Using cargo-fuzz to Transfer Code Review of Simple Safe Code to Complex Code that Uses unsafe

encoding_rs::mem is a Rust module for performing conversions between different in-RAM text representations that are relevant to Gecko. Specifically, it converts between potentially invalid UTF-16, Latin1 (in the sense that unsigned byte value equals the Unicode scalar value), potentially invalid UTF-8, and guaranteed-valid UTF-8, and provides some operations on buffers in these encodings, such as checking if a UTF-16 or UTF-8 buffer only has code points in the ASCII range or only has code points in the Latin1 range. (You can read more about encoding_rs::mem in a write-up about encoding_rs as a whole.)

The whole point of this module is to make things very fast using Rust’s (not-yet-stable) portable SIMD features. The code was written before slices in the standard library had the align_to method or the chunks_exact method. Moreover, to get speed competitive with the instruction set-specific and manually loop-unrolled C++ code that the Rust code replaced, some loop unrolling is necessary, but Rust does not yet support directives for the compiler that would allow the programmer to request specific loop unrolling from the compiler.

As a result, the code is a relatively unreviewable combination of manual alignment calculations, manual loop unrolling and manual raw pointer handling. This indeed achieves high speed, but by looking at the code, it isn’t at all clear whether the code is actually safe or otherwise correct.

To validate the correctness of the rather unreviewable code, I used model-based testing with cargo-fuzz. cargo-fuzz provides Rust integration for LLVM’s libFuzzer coverage-guided fuzzer.
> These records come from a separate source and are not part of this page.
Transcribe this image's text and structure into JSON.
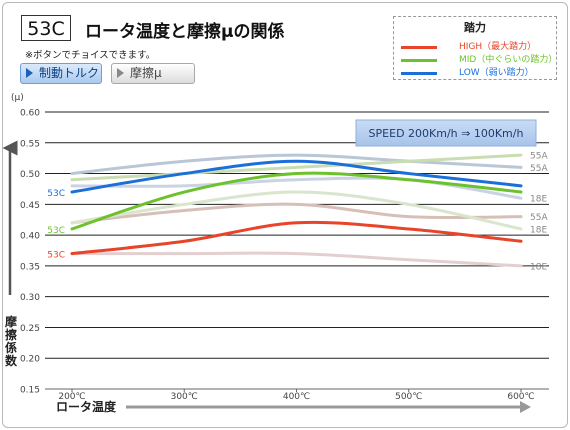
{
  "header": {
    "badge": "53C",
    "title": "ロータ温度と摩擦μの関係",
    "note": "※ボタンでチョイスできます。"
  },
  "buttons": [
    {
      "label": "制動トルク",
      "selected": true
    },
    {
      "label": "摩擦μ",
      "selected": false
    }
  ],
  "legend": {
    "title": "踏力",
    "items": [
      {
        "label": "HIGH（最大踏力）",
        "color": "#e8442a"
      },
      {
        "label": "MID（中ぐらいの踏力）",
        "color": "#6cc22c"
      },
      {
        "label": "LOW（弱い踏力）",
        "color": "#1c6fd9"
      }
    ]
  },
  "chart_data": {
    "type": "line",
    "y_unit": "(μ)",
    "ylabel": "摩擦係数",
    "xlabel": "ロータ温度",
    "x": [
      "200℃",
      "300℃",
      "400℃",
      "500℃",
      "600℃"
    ],
    "ylim": [
      0.15,
      0.6
    ],
    "yticks": [
      "0.60",
      "0.55",
      "0.50",
      "0.45",
      "0.40",
      "0.35",
      "0.30",
      "0.25",
      "0.20",
      "0.15"
    ],
    "yticks_values": [
      0.6,
      0.55,
      0.5,
      0.45,
      0.4,
      0.35,
      0.3,
      0.25,
      0.2,
      0.15
    ],
    "grid": true,
    "annotation": "SPEED 200Km/h ⇒ 100Km/h",
    "series": [
      {
        "label": "55A",
        "color": "#b9c6d6",
        "values": [
          0.5,
          0.52,
          0.53,
          0.52,
          0.51
        ],
        "label_side": "right"
      },
      {
        "label": "55A",
        "color": "#c9dcb2",
        "values": [
          0.49,
          0.5,
          0.51,
          0.52,
          0.53
        ],
        "label_side": "right"
      },
      {
        "label": "18E",
        "color": "#c9d3e3",
        "values": [
          0.48,
          0.48,
          0.49,
          0.49,
          0.46
        ],
        "label_side": "right"
      },
      {
        "label": "55A",
        "color": "#d7bfb8",
        "values": [
          0.42,
          0.44,
          0.45,
          0.43,
          0.43
        ],
        "label_side": "right"
      },
      {
        "label": "18E",
        "color": "#d9e5cc",
        "values": [
          0.42,
          0.45,
          0.47,
          0.45,
          0.41
        ],
        "label_side": "right"
      },
      {
        "label": "18E",
        "color": "#e3cfcf",
        "values": [
          0.37,
          0.37,
          0.37,
          0.36,
          0.35
        ],
        "label_side": "right"
      },
      {
        "label": "53C",
        "color": "#1c6fd9",
        "values": [
          0.47,
          0.5,
          0.52,
          0.5,
          0.48
        ],
        "label_side": "left"
      },
      {
        "label": "53C",
        "color": "#6cc22c",
        "values": [
          0.41,
          0.47,
          0.5,
          0.49,
          0.47
        ],
        "label_side": "left"
      },
      {
        "label": "53C",
        "color": "#e8442a",
        "values": [
          0.37,
          0.39,
          0.42,
          0.41,
          0.39
        ],
        "label_side": "left"
      }
    ]
  }
}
That is, the fuzzer varies the inputs it tries based on observing how the inputs affect the branches taken inside the code being fuzzed. The fuzzer runs with one of LLVM’s sanitizers enabled. By default, the Address Sanitizer (ASAN) is used. (Even though the sanitizers should never find bugs in safe Rust code, the sanitizers are relevant to bugs in Rust code that uses unsafe.)

I wrote a second implementation (the “model”) of the same API in the most obvious way possible using Rust standard-library facilities and without unsafe, except where required to be able to write into an &mut str. I also used the second implementation to validate the speed of the complex implementation. Obviously, there’d be no point in having a complex implementation if it wasn’t faster than the simple and obvious one. (The complex implementation is, indeed, faster.)

For example, the function for checking if a buffer of potentially invalid UTF-16 only contains characters in the Latin1 range is 8 lines (including the function name and the closing brace) in the safe version. In the fast version, it’s 3 lines that just call to another function expanded from a macro, where the expansion is either generated using either a 76-line SIMD-using macro or a 71-line ALU-using macro depending on whether the code was compiled with SIMD enabled. Of these macros, the SIMD calls another (tiny) function that has a specialized implementation for aarch64 and a portable implementation.

To use cargo-fuzz, you create a “fuzzer script”, which is a Rust function that gets a slice of bytes from the fuzzer and exercises the code being fuzzed. In the case of fuzzing encoding_rs::mem, the first byte is used to decide which function to exercise and the rest of the slice is used as the input to the function. When the function being called takes a slice of u16, a suitably aligned u16 subslice of the input is taken.

For each function, the fuzzer script calls both the complex implementation and the corresponding simple implementation with the same input and checks that the outputs match. The fuzzer finds a bug if the outputs don’t match, if there is a panic, or if the LLVM Address Sanitizer notices bad memory access, which could arise from the use of unsafe.

Once the fuzzer fails to find problems after having run for a few days, we can have high confidence that the complex implementation is correct in the sense that its observable behavior, ignoring speed, matches the observable behavior of the simple implementation. Therefore, a code review for the correctness of the simple implementation can, with high confidence, be considered to apply to the complex implementation as well.